Sleeping with Geoffrey Boycott
So, England win the Ashes! In Australia! Winning by an innings on three separate occasions! This is indeed English cricketing heaven. If you want a great overview of England’s dominance of Australia, then do read blogoholic Tim’s fine Ashes in Numbers post. If, after that, you want to read me rambling on about it, then read on!
I remember when Liverpool won the Champions League in 2005, after being 3-0 down at half-time, I wanted football to end there and then. As far as I was concerned, it wasn’t going to get any better than that. So far, I’ve been proved right.
I feel a similar sensation after witnessing the England cricket team obliterate the opposition in one of sport’s oldest and finest rivalries. I can’t see an England side ever again winning in Australia in such a fashion. It was that special, and as Tim’s numbers illustrate, that unique. Will there ever be another time when England click absolutely and completely as a team?
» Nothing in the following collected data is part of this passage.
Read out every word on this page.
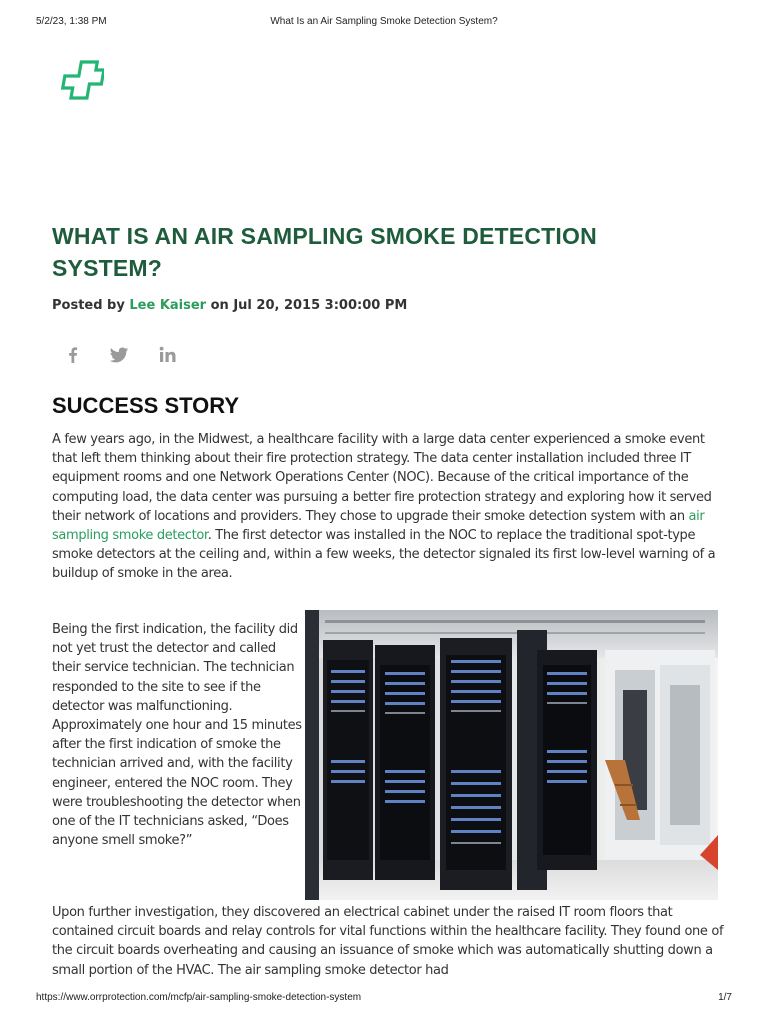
5/2/23, 1:38 PM	What Is an Air Sampling Smoke Detection System?
WHAT IS AN AIR SAMPLING SMOKE DETECTION SYSTEM?
Posted by Lee Kaiser on Jul 20, 2015 3:00:00 PM
SUCCESS STORY

A few years ago, in the Midwest, a healthcare facility with a large data center experienced a smoke event that left them thinking about their fire protection strategy. The data center installation included three IT equipment rooms and one Network Operations Center (NOC). Because of the critical importance of the computing load, the data center was pursuing a better fire protection strategy and exploring how it served their network of locations and providers. They chose to upgrade their smoke detection system with an air sampling smoke detector. The first detector was installed in the NOC to replace the traditional spot-type smoke detectors at the ceiling and, within a few weeks, the detector signaled its first low-level warning of a buildup of smoke in the area.

Being the first indication, the facility did not yet trust the detector and called their service technician. The technician responded to the site to see if the detector was malfunctioning. Approximately one hour and 15 minutes after the first indication of smoke the technician arrived and, with the facility engineer, entered the NOC room. They were troubleshooting the detector when one of the IT technicians asked, “Does anyone smell smoke?”

Upon further investigation, they discovered an electrical cabinet under the raised IT room floors that contained circuit boards and relay controls for vital functions within the healthcare facility. They found one of the circuit boards overheating and causing an issuance of smoke which was automatically shutting down a small portion of the HVAC. The air sampling smoke detector had

https://www.orrprotection.com/mcfp/air-sampling-smoke-detection-system	1/7
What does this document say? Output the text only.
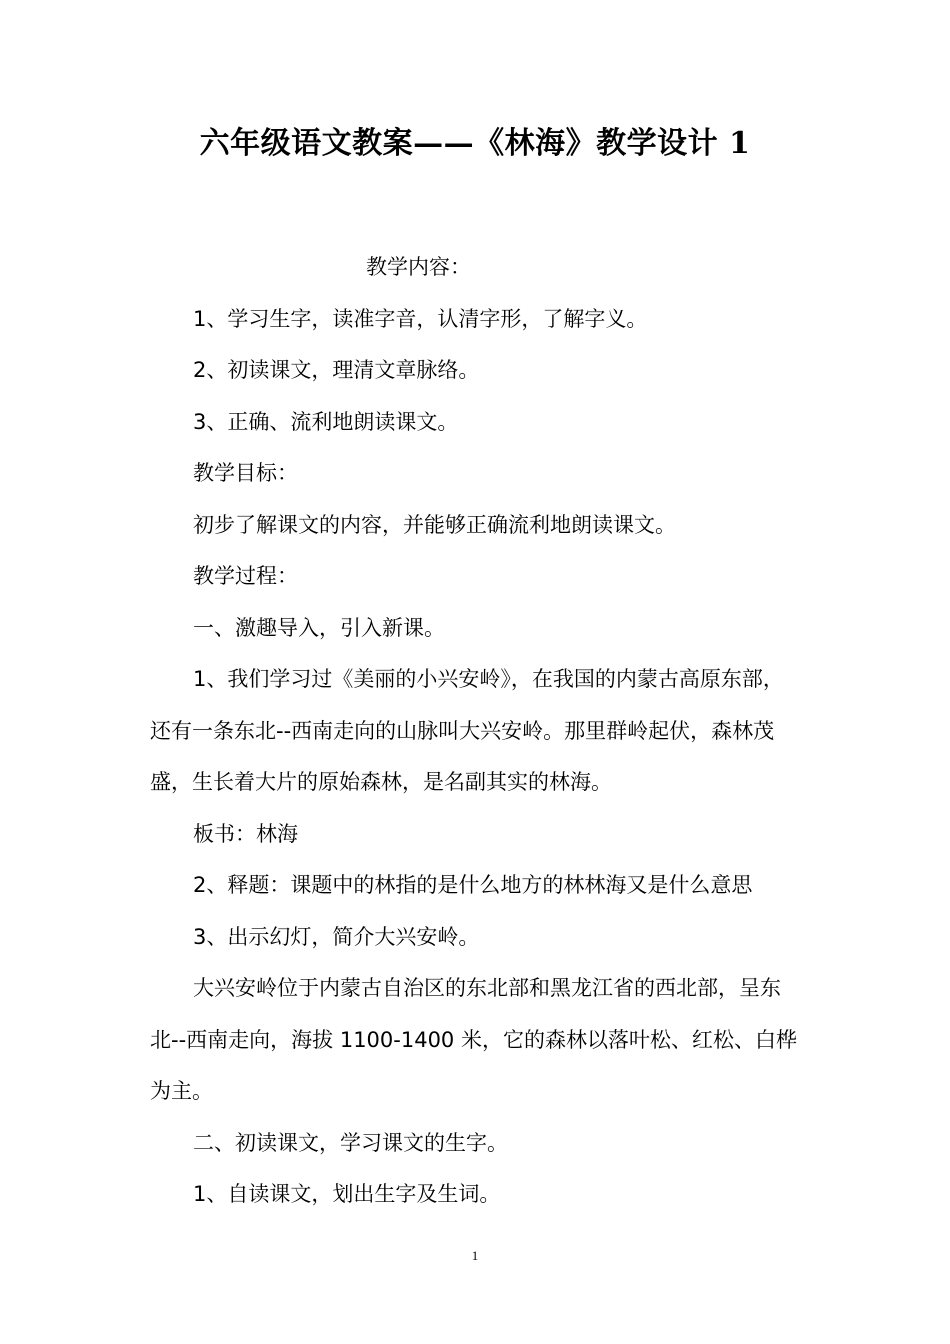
六年级语文教案——《林海》教学设计 1

教学内容：

1、学习生字，读准字音，认清字形，了解字义。

2、初读课文，理清文章脉络。

3、正确、流利地朗读课文。

教学目标：

初步了解课文的内容，并能够正确流利地朗读课文。

教学过程：

一、激趣导入，引入新课。

1、我们学习过《美丽的小兴安岭》，在我国的内蒙古高原东部，还有一条东北--西南走向的山脉叫大兴安岭。那里群岭起伏，森林茂盛，生长着大片的原始森林，是名副其实的林海。

板书：林海

2、释题：课题中的林指的是什么地方的林林海又是什么意思

3、出示幻灯，简介大兴安岭。

大兴安岭位于内蒙古自治区的东北部和黑龙江省的西北部，呈东北--西南走向，海拔 1100-1400 米，它的森林以落叶松、红松、白桦为主。

二、初读课文，学习课文的生字。

1、自读课文，划出生字及生词。

1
And, frankly, will there ever be another time when Australia appear so out of their depth? Will we ever have it so good again?
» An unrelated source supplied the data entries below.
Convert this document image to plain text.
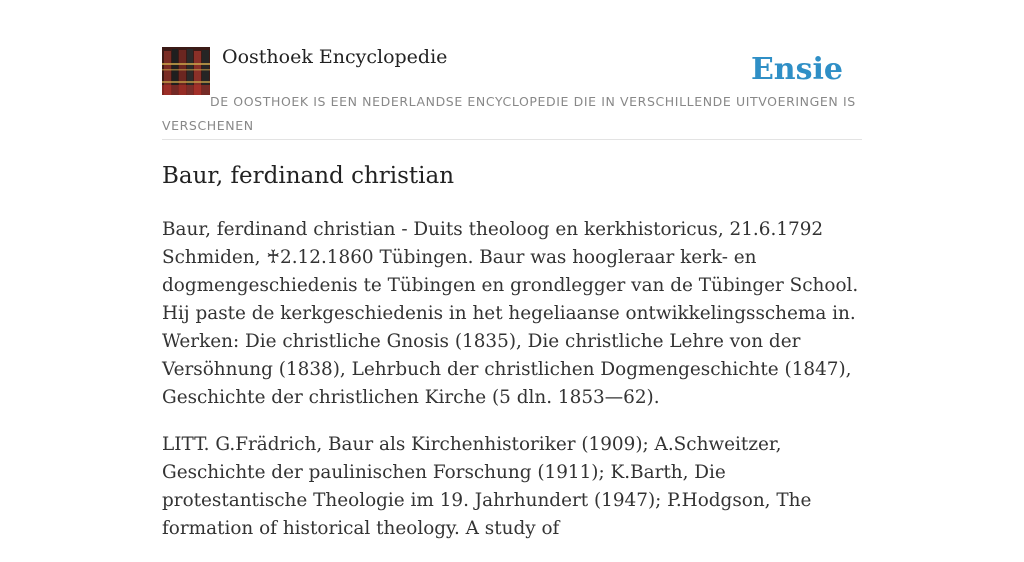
Oosthoek Encyclopedie	Ensie
DE OOSTHOEK IS EEN NEDERLANDSE ENCYCLOPEDIE DIE IN VERSCHILLENDE UITVOERINGEN IS VERSCHENEN
Baur, ferdinand christian

Baur, ferdinand christian - Duits theoloog en kerkhistoricus, 21.6.1792 Schmiden, ♰2.12.1860 Tübingen. Baur was hoogleraar kerk- en dogmengeschiedenis te Tübingen en grondlegger van de Tübinger School. Hij paste de kerkgeschiedenis in het hegeliaanse ontwikkelingsschema in. Werken: Die christliche Gnosis (1835), Die christliche Lehre von der Versöhnung (1838), Lehrbuch der christlichen Dogmengeschichte (1847), Geschichte der christlichen Kirche (5 dln. 1853—62).

LITT. G.Frädrich, Baur als Kirchenhistoriker (1909); A.Schweitzer, Geschichte der paulinischen Forschung (1911); K.Barth, Die protestantische Theologie im 19. Jahrhundert (1947); P.Hodgson, The formation of historical theology. A study of
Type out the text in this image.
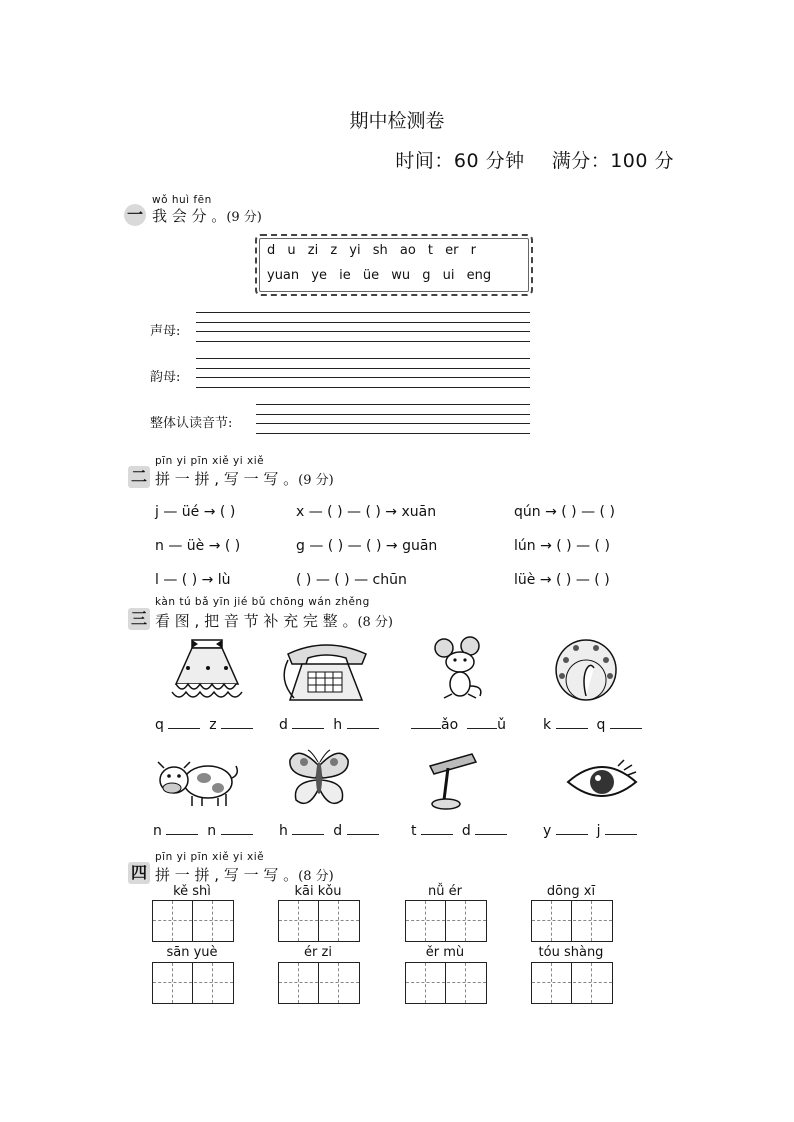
期中检测卷
时间：60 分钟 满分：100 分
wǒ huì fēn
一 我 会 分 。(9 分)
d u zi z yi sh ao t er r
yuan ye ie üe wu g ui eng
声母:
韵母:
整体认读音节:
pīn yi pīn xiě yi xiě
二 拼 一 拼 , 写 一 写 。(9 分)
j — üé → ( )	x — ( ) — ( ) → xuān	qún → ( ) — ( )
n — üè → ( )	g — ( ) — ( ) → guān	lún → ( ) — ( )
l — ( ) → lù	( ) — ( ) — chūn	lüè → ( ) — ( )
kàn tú bǎ yīn jié bǔ chōng wán zhěng
三 看 图 , 把 音 节 补 充 完 整 。(8 分)
q	z	d	h	ǎo	ǔ	k	q
n	n	h	d	t	d	y	j
pīn yi pīn xiě yi xiě
四 拼 一 拼 , 写 一 写 。(8 分)
kě shì	kāi kǒu	nǚ ér	dōng xī
sān yuè	ér zi	ěr mù	tóu shàng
For many England cricketing fans, the 2005 series in England is their highlight, as it was the first time England had won the Ashes since 1987. A long wait for such a victory, a great see-saw series, and a country jubilant at the end. However, with an immaculate sense of timing, I was out of the country for that whole summer, so it has never felt quite as special to me. This 2009-10 series is the one for me.
Generally, I think there is something quite magical about following sport in faraway places. I miss those old crackly sporting commentaries on TV from far-flung corners of the world. Everything sounds so clear now, as if it is in the next room rather than halfway around the world. But having a major sporting event like this take place overnight (my time) has still been brilliant, especially as it has been such a wonderfully exciting and unusual series.
I’ve caught some sessions on television, but on the whole, my Significant Other and I have stuck to the radio, and the BBC’s incomparable Test Match Special coverage. My SO cemented her place in my affections ever further by suggesting we just leave the radio on each night, ensuring we could keep up with what was happening, and then be lulled back to sleep by the reassuring tones of the TMS squad.
Apart from Geoff Boycott that is, who when commentating somehow seems irritated and annoyed no matter what the scenario. Being awoken by a shouty Yorkshireman isn’t the best sensation, but I happily put up with that in exchange for hearing Australia bowled out for under 100, or Alastair Cook scoring yet another imperious century.
Those strange, wonderful nights of drifting in and out of sleep and the Ashes make this my favourite ever cricketing series, and perhaps one of my favouriteever sporting experiences full-stop. I’ll always hold it dear. But I must admit I am looking forward to a proper night’s sleep now.
Thanks for the nod, Steve. It’s been a great series, and well worth losing sleep to catch as many sessions as I was able to. Today Australia, tomorrow the World Cup, then the small matter of chasing down the number 1 spot in the Test rankings (we are now number three).
Let’s hope England can build on their Twenty20 success and this great series win to develop into the great team we would all dearly love them to be.
Agreed! I’m especially excited to have a ticket for the India Test Match at Lords. That should be a good test (excuse the pun) of how good England really are…
I avoided Boyc’s and his irrascibility by following via text updates on my mobile, whilst lying in bed, allegedly trying to sleep. The last two tests were particularly gratifying as it seemed like the initiative had been returned to Australia after the third match. No fear, Cooky’s here. But it was a team effort – great batting, great bowling. It’s like I remember from the days of Beefy and co. Sports Personality Team of the YEar 2011 already? QUite probably and a welcome antidote to how dreadful our footballers were last summer.